In the late 1950s, scientists developed a new way to build computers that replaced a room full of vacuum tubes with a device that could fit on a finger tip. The secret was to “print” all the
necessary information-processing components and connections onto chips of silicon known as integrated circuits.

Fifty years later, a parallel revolution is taking place in the life sciences. But instead of building tiny computers, researchers like Richard Oleschuk at Queen’s University are attempting to reduce biology labs to chip-size.

The new technology still depends on imprinting layers of miniscule components onto glass, plastic or silicon. But while the maze of an integrated circuit consists of tiny electronic devices that move electrical charges around, a “lab-on-a chip” is a microscopic labyrinth of channels, pumps, valves, filters and reservoirs that transport and process liquid. The emerging science of designing such systems is known as “microfluidics.”

“What we’re doing,” explains Dr. Oleschuk, “is to put a number of sample preparation methods all on one tiny device. For example, if you have some cells you’re interested in analysing for their contents. you could put some of them into one these chips.” The channels in the chip would move the liquid containing the cells around to different components, which would perform the work normally done in a full-size lab: break open the cells, separate their contents into various components, and then expose those components to test substances that reveal the presence, for example, of a particular disease.

The advantage of microfluidic technology is that it requires very tiny samples.

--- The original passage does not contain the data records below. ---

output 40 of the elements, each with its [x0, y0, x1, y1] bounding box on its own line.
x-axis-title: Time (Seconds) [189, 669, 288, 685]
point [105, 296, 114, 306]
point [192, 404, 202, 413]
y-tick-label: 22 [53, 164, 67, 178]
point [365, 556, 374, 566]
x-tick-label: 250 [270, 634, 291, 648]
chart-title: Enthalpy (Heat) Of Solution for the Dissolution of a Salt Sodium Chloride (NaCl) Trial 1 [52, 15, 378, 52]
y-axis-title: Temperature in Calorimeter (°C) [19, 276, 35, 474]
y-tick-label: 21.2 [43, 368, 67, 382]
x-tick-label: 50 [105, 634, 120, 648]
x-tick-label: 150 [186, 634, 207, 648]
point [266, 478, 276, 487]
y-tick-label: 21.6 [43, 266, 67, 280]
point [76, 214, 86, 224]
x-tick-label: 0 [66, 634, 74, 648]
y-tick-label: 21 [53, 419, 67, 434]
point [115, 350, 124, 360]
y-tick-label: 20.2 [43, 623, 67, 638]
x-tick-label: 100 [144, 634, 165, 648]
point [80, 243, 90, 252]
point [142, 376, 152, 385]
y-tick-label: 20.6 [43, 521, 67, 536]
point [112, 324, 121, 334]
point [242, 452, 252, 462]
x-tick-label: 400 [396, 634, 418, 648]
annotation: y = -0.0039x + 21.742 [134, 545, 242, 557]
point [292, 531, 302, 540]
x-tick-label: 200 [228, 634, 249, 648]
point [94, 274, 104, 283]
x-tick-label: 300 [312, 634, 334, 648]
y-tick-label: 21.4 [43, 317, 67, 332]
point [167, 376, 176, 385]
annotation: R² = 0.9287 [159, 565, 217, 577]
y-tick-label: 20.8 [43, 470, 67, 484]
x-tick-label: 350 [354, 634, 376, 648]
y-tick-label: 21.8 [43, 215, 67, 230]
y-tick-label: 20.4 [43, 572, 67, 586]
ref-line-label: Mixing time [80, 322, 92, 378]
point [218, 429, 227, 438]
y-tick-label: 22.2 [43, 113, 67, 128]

And because the samples are so small, and the chips can combine many steps, the results are available much more quickly.

An obvious application is in the quick diagnosis of illness. Lab-on-a-chip devices are already being tested for bedside use in hospitals, and in a few years or so, similar devices will enable doctors to perform tests in their own offices—and offer a diagnosis in five or six minutes. Microfluidic chips, attached to the skin or even implanted in the body, may also one day provide a way to continuously monitor a variety of vital signs and even control the release of medication.

But as big as the clinical impact of microfluidics may be, its potential in medical research is even greater.

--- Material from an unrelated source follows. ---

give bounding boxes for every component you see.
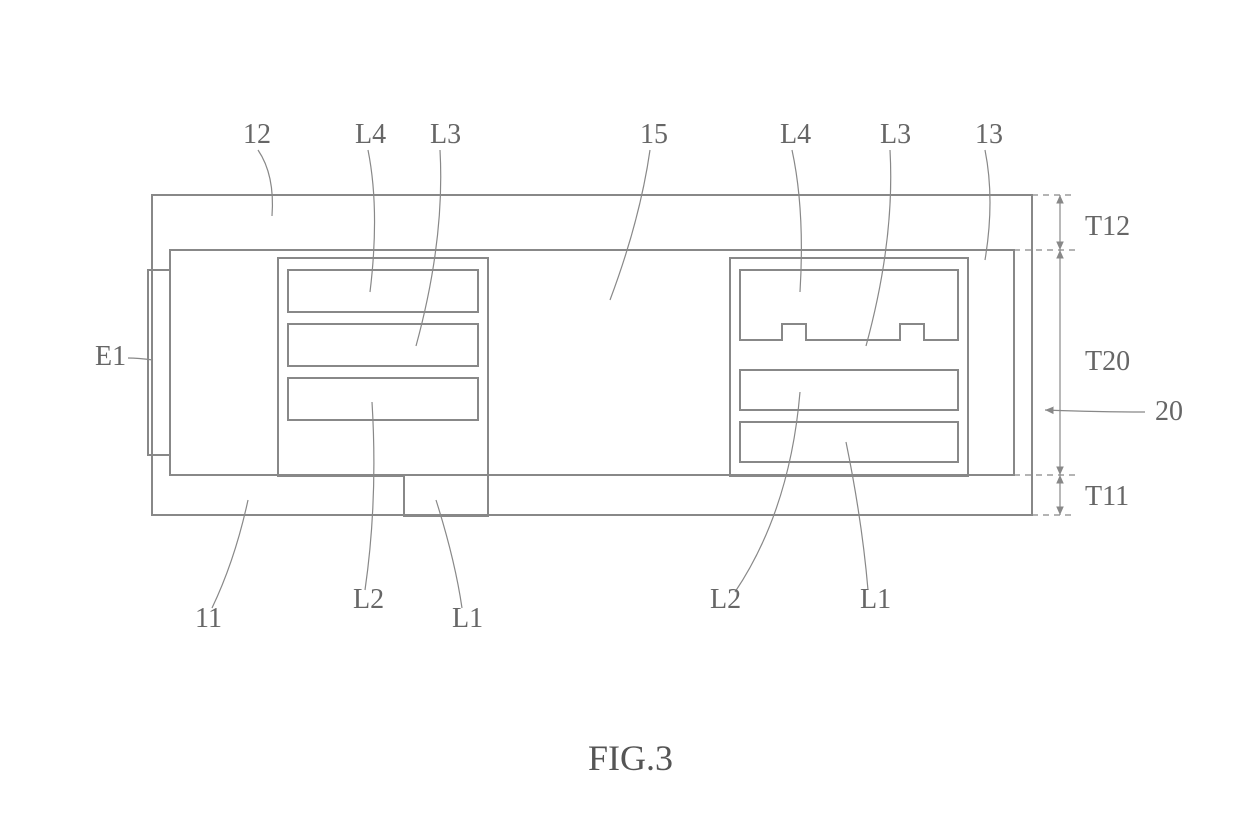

One pressing application is in the field of proteomics, the study of the structure and function of human protein. Proteomics is a key discipline in understanding human illness and developing new treatments, but the painstaking processes of isolating and identifying individual proteins and preparing samples for analysis in devices like mass spectrometers are creating a bottleneck in protein research.

Dr. Oleschuk and his colleagues are attacking from two angles: by developing microfluidic chips that can separate proteins much more quickly; and by creating an interface that can spray the minute samples directly from the chip into a mass spectrometer. “If you can separate and purify things on a tiny chip at a much faster rate, and you can supply those to the mass spec at a faster rate, you can basically eliminate the bottleneck.

“The goal,” says Dr. Oleschuk, of his research and microfluidics in gerneral, “is to have things happen quickly, on smaller amounts, much more efficiently.”

It’s the familiar quest for better, smaller, faster. And just as the integrated circuit led to a revolution in the way we learn and communicate, so the lab-on-a-chip may help transform the ways we deal with illness—and understand it.